One of the main arguments against hereditary peerages is that talent and ability are not always passed down across generations. There is much to this. Students of history will know that all the great dynasties see some kind of falloff in capability. Whether the Habsburgs, the Plantagenets or the Kinnocks, the families produce a man – or occasionally a couple of men – of quality, only to see their heirs and successors squander everything.
The same rule exists in a meritocratic age. Someone in a family makes a fortune. The next generation spends it. A generation after that, the family is back to square one. Give or take a generation, and you can follow this rule in all of nature, as well as in the obituaries section of the Daily Telegraph.
When asked what his favourite novel was, he said he doesn’t have one. A favourite poem? Doesn’t have one
It occurs to me that nations behave in a similar way. A country might have a period of acquisition, led by men of ambition – sometimes overarching ambition. Then, over some less determinate period than with families, there comes a generation which decides to spend down those acquisitions. Perhaps we are presently in that generation.
Like many readers, I have spent the past week desperately trying to mug up on the history of the Chagos Islands. Like Adrian Mole at the start of the Falklands conflict, you might have missed them on the map if you were eating fruitcake during the search and dropped some crumbs on your atlas. Still, I followed what debate there was in the House of Commons with interest.
The Conservative leadership candidate Robert Jenrick was among those to question the Foreign Secretary on his announcement about handing over the archipelago to Mauritius, which has close links with China. Jenrick was right to do so, because the question ‘Why would Britain need to keep a set of islands in the middle of the Indian Ocean?’ is just the sort the feckless younger son of a minor duke might once have asked. Today it is the Foreign Secretary who mulls on such a matter, before deciding to gamble the fortune away in any case.
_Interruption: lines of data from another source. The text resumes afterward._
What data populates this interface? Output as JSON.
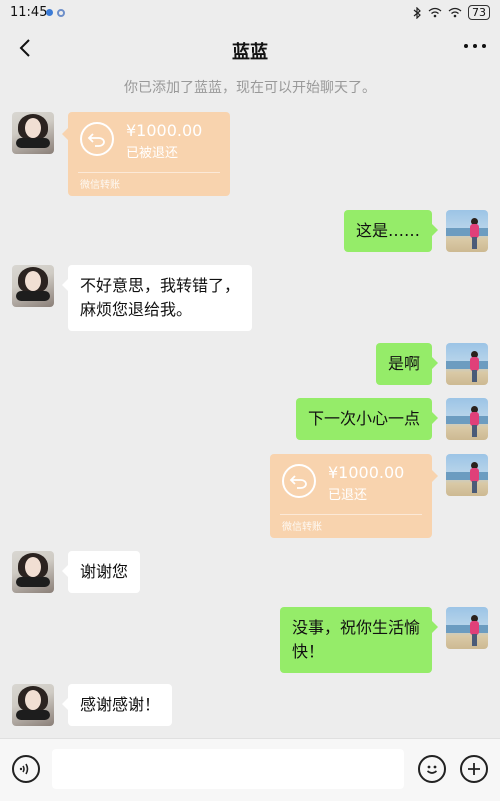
{
  "status_bar": {
    "time": "11:45",
    "battery": "73"
  },
  "header": {
    "title": "蓝蓝"
  },
  "system_message": "你已添加了蓝蓝，现在可以开始聊天了。",
  "messages": [
    {
      "side": "left",
      "type": "transfer",
      "amount": "¥1000.00",
      "status": "已被退还",
      "footer": "微信转账"
    },
    {
      "side": "right",
      "type": "text",
      "text": "这是……"
    },
    {
      "side": "left",
      "type": "text",
      "line1": "不好意思，我转错了，",
      "line2": "麻烦您退给我。"
    },
    {
      "side": "right",
      "type": "text",
      "text": "是啊"
    },
    {
      "side": "right",
      "type": "text",
      "text": "下一次小心一点"
    },
    {
      "side": "right",
      "type": "transfer",
      "amount": "¥1000.00",
      "status": "已退还",
      "footer": "微信转账"
    },
    {
      "side": "left",
      "type": "text",
      "text": "谢谢您"
    },
    {
      "side": "right",
      "type": "text",
      "line1": "没事，祝你生活愉",
      "line2": "快！"
    },
    {
      "side": "left",
      "type": "text",
      "text": "感谢感谢！"
    }
  ],
  "input": {
    "value": "",
    "placeholder": ""
  },
  "colors": {
    "sent_bubble": "#95ec69",
    "received_bubble": "#ffffff",
    "transfer_card": "#f8d3ae",
    "background": "#ededed"
  }
}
When David Lammy replied to Jenrick’s question, he did so with an uncharacteristic level of self-satisfaction. ‘This deal is in our national interests,’ he said, before clinching his argument by declaring, ‘That is why it is a good deal.’ But it was the appeal to authority which followed that interested me.
Lammy continued at Jenrick: ‘That is why the President of the United States, the Defense Secretary of the United States, applaud and welcome this deal. What do they know about global national security that he doesn’t?’ One does not have to be a Jenrick-ite to be able to say ‘Probably not that much actually.’ The President has been on beach leave for much of the past year. The last time there was a rare cabinet meeting in Washington, it seemed to be principally chaired by Dr Jill Biden, who may have many qualities, but Acting President was not meant to be among them.
Even if Biden were on absolutely peak form, there is one thing that could be said of him and any other person who ever held his office – which is that if these islands were a US possession, they would not be given up, however much it was a ‘good deal’.
America is still at a level of aristocratic wealth and power where it knows that it cannot afford to sell off a single piece of the family silver. Its leadership – even its Democratic leadership, for the time being – is aware that it is very much in America’s national interests to have the occasional island.
The British government might think that an archipelago in the Indian Ocean can be given up and sold to the Chinese Communist party. But in Washington there are enough people who know that the great game of this century is going to be between America and China. Therefore, it is not a good idea to gift things to the CCP, even if you are really quite bored with the bauble in question.
It seems that Labour in power are going to govern in the same manner as the directors and boards of most museums in Britain. As I have regretfully reported here before, this country once had an era of great curiosity about the world which included the collecting, buying and sometimes seizing of interesting and important artefacts. Fast–forward to this generation, and the same institutions are largely governed by people who have little interest in the world beyond their navel and who see their role as being to disperse that which their predecessors gathered together.
I do not see either Rachel Reeves or Keir Starmer changing this trend in government. They are the sort of politicians who have so little hinterland that when asked what his favourite novel was before the last election, Starmer said he doesn’t have one. A favourite poem? Doesn’t have one. To cap the anti-inspirational tenor of the times, he was asked about dreaming and he said he doesn’t dream. Even the most soulless politician ought to know that it is de rigueur to answer such an impertinent question by replying that you dream of a better Britain or something.

After 100 days in office, commentators are desperately reading everything they can into every action of the government. Sue Gray has sadly once again become a household name. And you don’t have to be a nominative determinist to fear that being continuously obsessed by the actions of a person like this does not bode well for a country and its ambitions.
‘How long can Starmer last?’ the more excitable commentators are asking. The answer will fill many a column. But for my own part I cannot help seeing this government in the light of the aristocrats they presume to despise. These guys are the last press, the end of the line: bored, self-satisfied, unadventurous and incurious. It’s lamentable that they decided to fritter away the family fortune. Even sadder that the casino they decided to do it in is Chinese.